The RiDymo platform is dedicated to establishing structure-kinetic relationships (SKR) in drug molecule discovery, efficiently advancing the identification of high-quality preclinical candidate compounds by closely integrating structure-activity relationships (SAR) and structure-property relationships (SPR).
The disclosure of pipeline progress in this instance fully validates the immense potential of DeepModeling’s RiDymo platform in real-world drug development, serving as a comprehensive demonstration of the “AI for Science” new paradigm transitioning from algorithms to tools and ultimately to practical applications.
We believe that as research into the mechanisms of ferroptosis becomes more comprehensive in the future, drug development strategies targeting related pathways will also become more robust.
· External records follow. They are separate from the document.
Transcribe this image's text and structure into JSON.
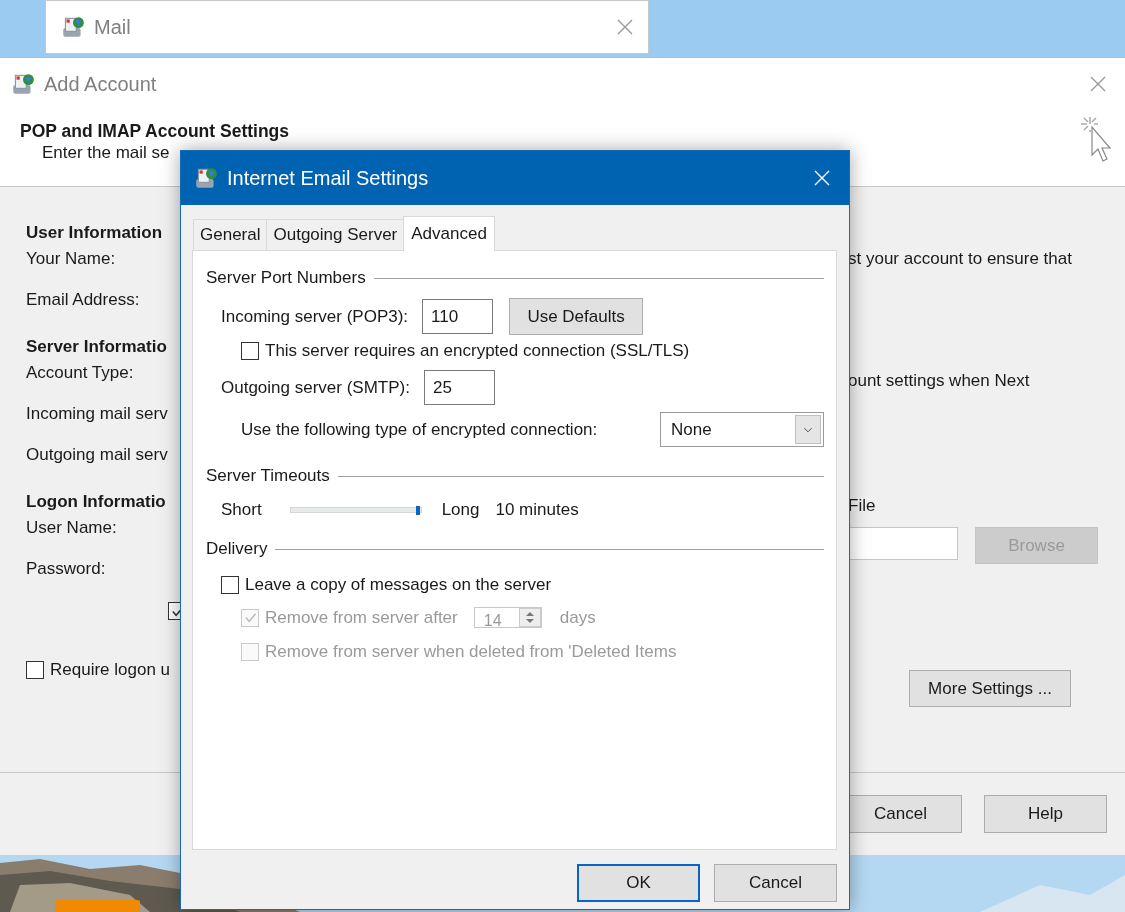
{
  "mail_window": {
    "title": "Mail"
  },
  "add_account": {
    "title": "Add Account",
    "heading": "POP and IMAP Account Settings",
    "subheading": "Enter the mail se",
    "left_rows": [
      {
        "kind": "heading",
        "text": "User Information"
      },
      {
        "kind": "label",
        "text": "Your Name:"
      },
      {
        "kind": "label",
        "text": "Email Address:"
      },
      {
        "kind": "heading",
        "text": "Server Informatio"
      },
      {
        "kind": "label",
        "text": "Account Type:"
      },
      {
        "kind": "label",
        "text": "Incoming mail serv"
      },
      {
        "kind": "label",
        "text": "Outgoing mail serv"
      },
      {
        "kind": "heading",
        "text": "Logon Informatio"
      },
      {
        "kind": "label",
        "text": "User Name:"
      },
      {
        "kind": "label",
        "text": "Password:"
      }
    ],
    "remember_checkbox": {
      "checked": true
    },
    "require_logon": {
      "label": "Require logon u",
      "checked": false
    },
    "right_texts": [
      "st your account to ensure that",
      "ount settings when Next"
    ],
    "data_file": {
      "label": "File",
      "browse": "Browse",
      "browse_disabled": true
    },
    "more_settings": "More Settings ...",
    "footer_buttons": [
      "Cancel",
      "Help"
    ]
  },
  "dialog": {
    "title": "Internet Email Settings",
    "tabs": [
      {
        "label": "General",
        "selected": false
      },
      {
        "label": "Outgoing Server",
        "selected": false
      },
      {
        "label": "Advanced",
        "selected": true
      }
    ],
    "server_ports": {
      "title": "Server Port Numbers",
      "incoming_label": "Incoming server (POP3):",
      "incoming_value": "110",
      "use_defaults": "Use Defaults",
      "ssl": {
        "label": "This server requires an encrypted connection (SSL/TLS)",
        "checked": false
      },
      "outgoing_label": "Outgoing server (SMTP):",
      "outgoing_value": "25",
      "encryption_label": "Use the following type of encrypted connection:",
      "encryption_value": "None"
    },
    "timeouts": {
      "title": "Server Timeouts",
      "min_label": "Short",
      "max_label": "Long",
      "level": 1.0,
      "reading": "10 minutes"
    },
    "delivery": {
      "title": "Delivery",
      "leave_copy": {
        "label": "Leave a copy of messages on the server",
        "checked": false
      },
      "remove_after": {
        "label": "Remove from server after",
        "checked": true,
        "disabled": true,
        "value": "14",
        "unit": "days"
      },
      "remove_deleted": {
        "label": "Remove from server when deleted from 'Deleted Items",
        "checked": false,
        "disabled": true
      }
    },
    "buttons": [
      {
        "label": "OK",
        "default": true
      },
      {
        "label": "Cancel",
        "default": false
      }
    ]
  }
}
Leveraging DeepModeling’s profound understanding of molecular dynamics, we will continue to overcome challenges associated with difficult-to-drug targets and achieve more remarkable results across a broader pipeline.
About the Drug R&D Team at DP Technology
DP Technology’s drug discovery team, guided by the new paradigm of “AI for Science,” focuses on leveraging advanced computational methods that integrate artificial intelligence with molecular simulations to drive drug development against difficult-to-drug targets. Led by Dr. Zhang Xiaomin, the core team members possess strong interdisciplinary backgrounds and extensive experience in drug development. By leveraging DP Technology’s globally leading enhanced sampling platform, RiDymo, and its de novo design platform for macromolecules, the team has established a comprehensive R&D system through a combination of self-developed pipelines and collaborative development, covering three major therapeutic areas: central nervous system (CNS) disorders, oncology, and autoimmune diseases.
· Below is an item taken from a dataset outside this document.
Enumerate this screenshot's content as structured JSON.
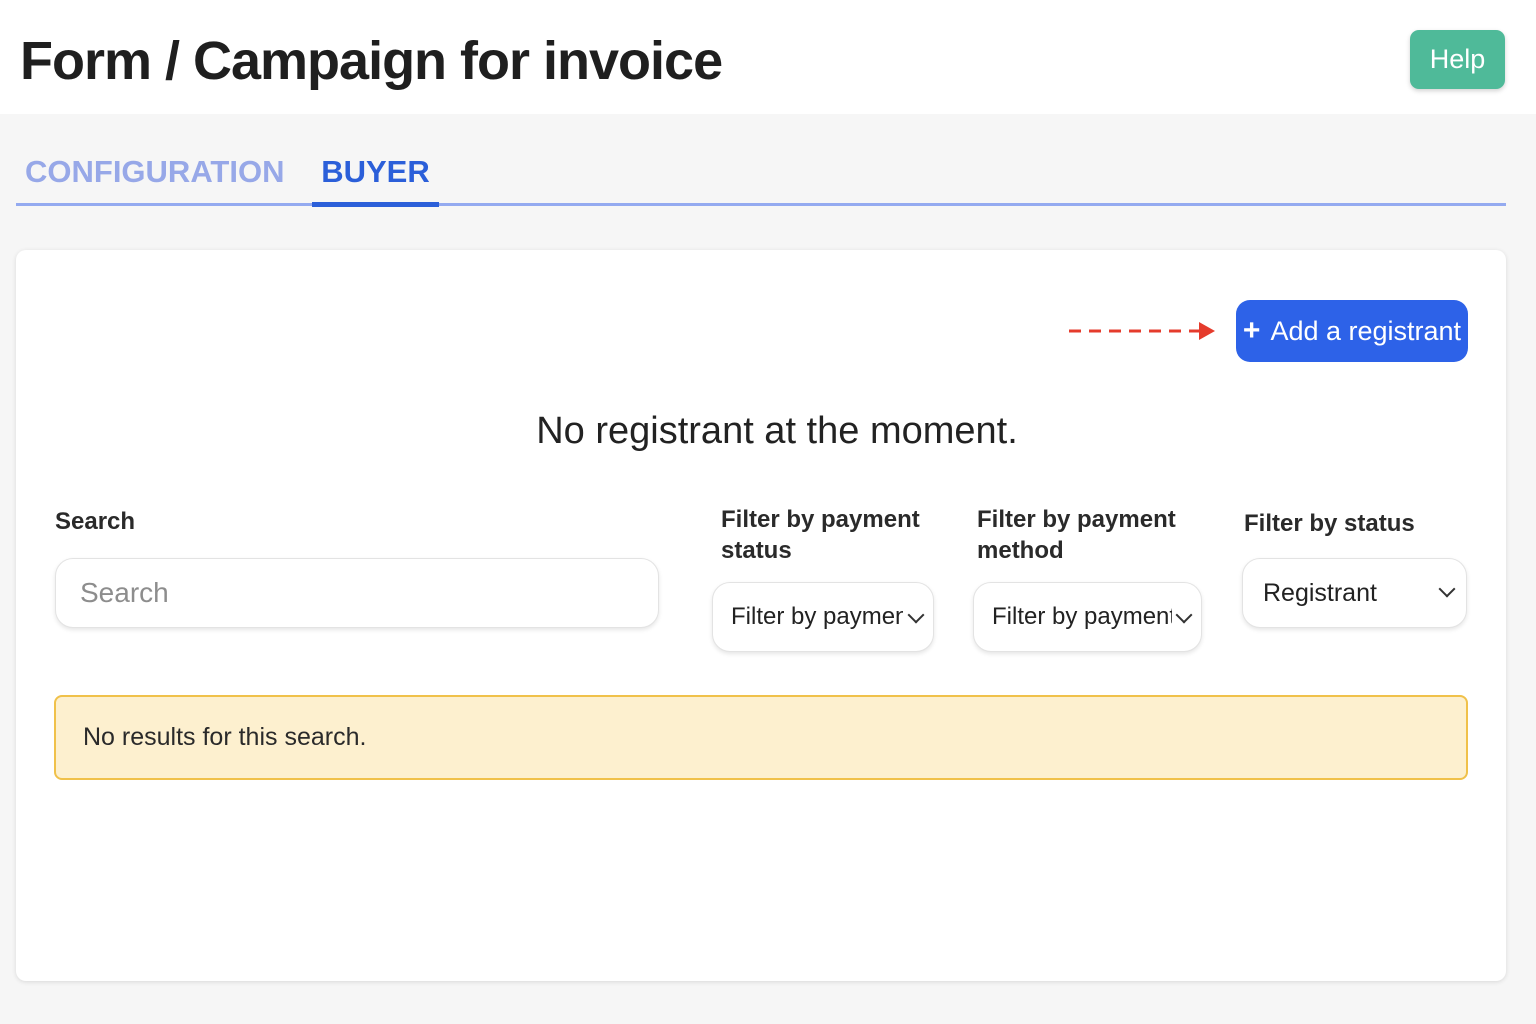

BD Collaboration: bd@dp.tech
PR Inquiries: pr@dp.tech
Reference
[1] Stockwell, B. R. (2022). Ferroptosis turns 10: Emerging mechanisms, physiological functions, and therapeutic applications. Cell, 185(14), 2401-2421.
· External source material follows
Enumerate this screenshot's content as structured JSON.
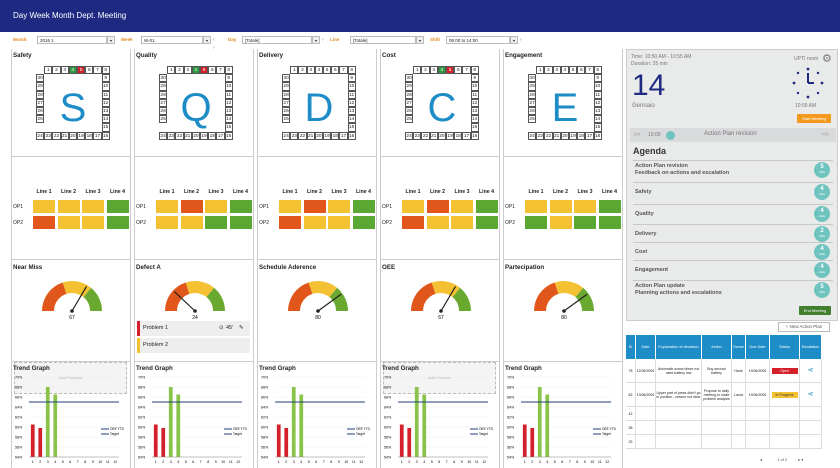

[2] Wang, F., & Min, J. (2021). DHODH tangoing with GPX4 on the ferroptotic stage. Signal Transduction and Targeted Therapy, 6(1), 1-2.
[3] Moosmayer, D., Hilpmann, A., Hoffmann, J., Schnirch, L., Zimmermann, K., Badock, V., ... & Hillig, R. C. (2021). Crystal structures of the selenoprotein glutathione peroxidase 4 in its apo form and in complex with the covalently bound inhibitor ML162. Acta Crystallographica Section D: Structural Biology, 77(2), 237-248.
[4] Wang, D., Wang, Y., Chang, J., Zhang, L., Wang, H. & E, W. (2022). Efficient sampling of high-dimensional free energy landscapes using adaptive reinforced dynamics. Nature Computational Science, 2(1), 20-29.